Prix de l’électricité: Paris doit « faire le sit-in » à Bruxelles, selon la vice-présidente de l’Assemblée

La vice-présidente de l’Assemblée nationale, Valérie Rabault (PS), a enjoint mercredi le gouvernement à « faire le sit-in » à Bruxelles pour obtenir la sortie de la France du mécanisme européen régulant les prix de l’électricité.

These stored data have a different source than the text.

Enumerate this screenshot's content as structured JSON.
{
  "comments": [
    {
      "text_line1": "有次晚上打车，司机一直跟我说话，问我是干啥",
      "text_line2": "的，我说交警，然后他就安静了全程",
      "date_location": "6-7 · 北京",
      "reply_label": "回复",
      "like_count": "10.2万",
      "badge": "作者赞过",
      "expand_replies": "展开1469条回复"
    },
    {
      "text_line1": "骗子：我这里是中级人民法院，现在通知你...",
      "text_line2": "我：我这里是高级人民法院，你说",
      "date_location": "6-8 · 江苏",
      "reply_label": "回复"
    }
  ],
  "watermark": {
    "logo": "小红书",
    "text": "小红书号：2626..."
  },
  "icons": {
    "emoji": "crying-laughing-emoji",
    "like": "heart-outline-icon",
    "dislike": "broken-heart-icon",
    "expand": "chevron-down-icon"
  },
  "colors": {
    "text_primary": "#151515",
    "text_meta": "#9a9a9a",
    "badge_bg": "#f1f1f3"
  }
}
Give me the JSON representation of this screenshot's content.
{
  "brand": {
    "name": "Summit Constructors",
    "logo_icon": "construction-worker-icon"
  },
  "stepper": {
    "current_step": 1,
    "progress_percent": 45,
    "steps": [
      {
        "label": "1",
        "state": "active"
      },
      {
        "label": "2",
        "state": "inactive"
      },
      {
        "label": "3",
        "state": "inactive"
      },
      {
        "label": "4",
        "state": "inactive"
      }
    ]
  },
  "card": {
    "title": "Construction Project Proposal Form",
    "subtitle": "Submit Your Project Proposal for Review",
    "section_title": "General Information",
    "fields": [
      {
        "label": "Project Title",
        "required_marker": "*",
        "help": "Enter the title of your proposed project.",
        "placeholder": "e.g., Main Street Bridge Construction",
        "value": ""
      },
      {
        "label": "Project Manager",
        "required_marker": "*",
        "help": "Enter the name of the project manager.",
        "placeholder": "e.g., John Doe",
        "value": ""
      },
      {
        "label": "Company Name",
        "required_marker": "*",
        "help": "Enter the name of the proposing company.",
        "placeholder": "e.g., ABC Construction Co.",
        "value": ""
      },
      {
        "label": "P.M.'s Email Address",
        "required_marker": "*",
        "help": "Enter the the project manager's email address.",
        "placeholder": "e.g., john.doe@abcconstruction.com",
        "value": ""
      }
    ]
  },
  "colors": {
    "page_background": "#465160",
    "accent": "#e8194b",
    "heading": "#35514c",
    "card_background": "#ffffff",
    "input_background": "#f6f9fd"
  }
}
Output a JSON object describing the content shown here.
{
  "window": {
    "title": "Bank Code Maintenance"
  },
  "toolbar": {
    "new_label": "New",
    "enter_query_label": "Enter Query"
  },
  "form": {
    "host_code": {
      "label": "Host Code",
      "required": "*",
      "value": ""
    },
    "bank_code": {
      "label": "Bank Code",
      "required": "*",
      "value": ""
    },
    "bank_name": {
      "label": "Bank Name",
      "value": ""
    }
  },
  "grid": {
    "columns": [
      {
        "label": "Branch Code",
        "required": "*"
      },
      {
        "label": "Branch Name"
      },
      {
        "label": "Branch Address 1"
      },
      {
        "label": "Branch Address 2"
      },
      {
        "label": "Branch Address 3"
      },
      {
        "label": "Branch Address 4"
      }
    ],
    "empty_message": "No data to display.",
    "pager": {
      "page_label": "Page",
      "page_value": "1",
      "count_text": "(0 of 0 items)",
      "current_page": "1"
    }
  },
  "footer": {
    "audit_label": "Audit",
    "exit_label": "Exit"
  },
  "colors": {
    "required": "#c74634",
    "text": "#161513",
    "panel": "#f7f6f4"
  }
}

« L’urgence, c’est l’énergie, l’urgence, c’est d’aller et de passer son temps à Bruxelles, de vraiment faire le sit-in » pour obtenir de « découpler le prix du gaz et de l’électricité », a déclaré la députée du Tarn-et-Garonne au micro de Sud Radio.

« On ne peut pas continuer à avoir un prix de l’électricité qui soit indexé sur celui du gaz », a-t-elle ajouté, rappelant que l’Espagne et le Portugal sont sortis du mécanisme européen dès le printemps.

L’Union européenne planche sur « une réforme structurelle », demandée de longue date par la France, pour dissocier les prix de l’électricité des cours du gaz qui se sont envolés avec la guerre en Ukraine.

Mais, pour l’instant, les 27 États-membres ne sont pas parvenus à se mettre d’accord.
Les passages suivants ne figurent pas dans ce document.